Le fake news dei Simpson

Non sapevo se sarei riuscito a dare un punto di vista originale all’argomento delle fake news finché all’ora di pranzo non mi sono imbattuto in un vecchio episodio dei Simpson.

Per farla breve Homer, dopo aver acquistato un computer ultimo modello, decide di scrivere articoli d’inchiesta sui suoi concittadini. Quando la sua identità viene scoperta e nessuno parla più dei segreti in sua presenza, le visite sul suo sito internet calano drasticamente; in quel momento decide d’inventarsi gli articoli di sana pianta.

Immagino che verificare le fonti degli articoli fosse un problema già all’epoca in cui andò in onda l’episodio, ma l’aspetto che mi ha colpito è quando la vicenda si complica ulteriormente: Homer scopre che proprio una delle fake news che si è appena inventato di sana pianta è vera. Allora viene rapito e condotto su un’isola dove vengono tenute prigioniere altre persone che come lui hanno “scavato troppo a fondo”.

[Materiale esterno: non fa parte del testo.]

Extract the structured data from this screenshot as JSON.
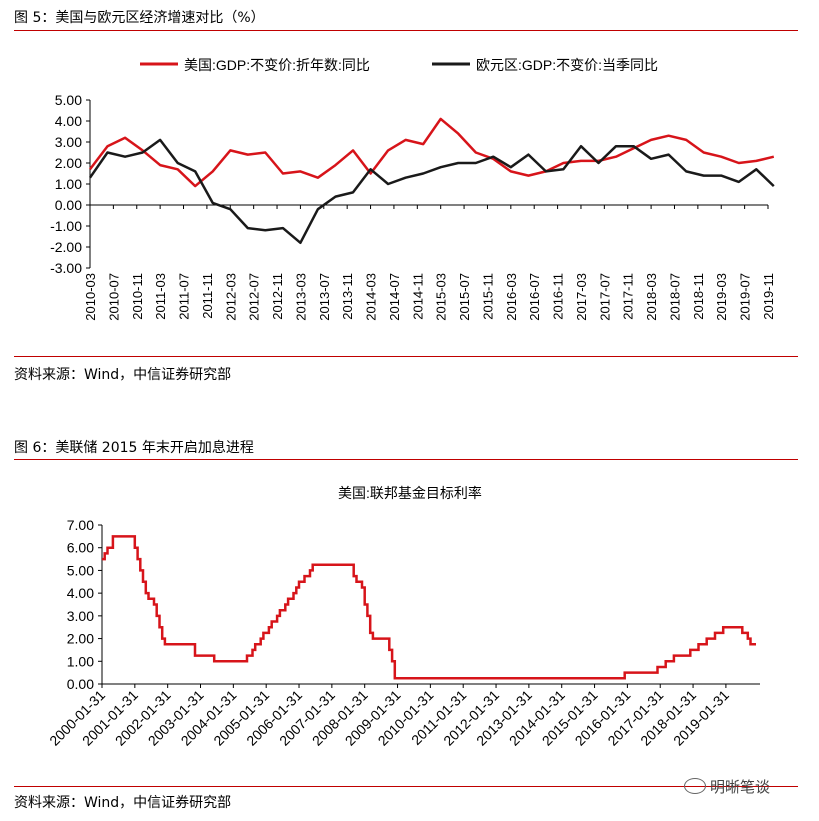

Homer vorrebbe tornare indietro, ma non può; inoltre al suo posto viene mandato un perfetto sosia, tradito solo da un marcato accento tedesco.

Insomma, isole deserte, complotti alla 007, sosia che lo impersonano: non è come se Homer avesse cominciato a vivere in una sua fantasia?

A quei tempi le fake news non erano un problema grave come oggi, perché l’accessibilità alla rete era minore e le persone erano influenzate in modo molto più marginale.

Sapete? Mi sono sempre chiesto cosa spinga le persone a creare fake news. Ponendo che chi scrive questi articoli non abbia un ritorno economico, cosa c’è a fondo di questo desiderio?

Penso che sia lo stesso che spinge persone che non si possono definire scrittori, a scrivere un libro. Quando le tue parole vengono lette e assorbite dalle altre persone, hai la prova di essere vivo ed esistere. Quello che pensi influenza gli altri, e anche se non ne trai un vantaggio economico o sociale è una sensazione che credo possa trasmettere euforia o un senso di appagamento. Naturalmente scovare notizie autentiche e verificarle è un processo che richiede tempo, energia e preparazione. Ma, una volta che si ha un dispositivo in grado di connettersi alla rete, neanche questo è un problema.

“Vieni a vivere nella mia fantasia”. Credo che molti autori di fake news, scrivendole, inconsciamente potrebbero pensare questo.

Portare le persone a condividere le proprie convinzioni in un mondo che in realtà non esiste può apparire agli autori come un gesto innocente: parlo della nostalgia di un mondo in cui bastava dire qualcosa perché gli altri ci credessero, e dove le conseguenze non erano mai troppo gravi.

È per questo che, ogni volta in cui che m’imbatto in una fake news, mi sembra che l’autore possa essere un bambino, o “un adulto infantile”. Può essere che questi autori pensino che, allo stesso modo in cui ce la si cavava con poco da bambini, anche in quel caso non ci saranno eccessive ripercussioni.

Proprio come alla fine di ogni episodio, i Simpson si dimenticano le vicende appena trascorse, pronti a ricominciare daccapo.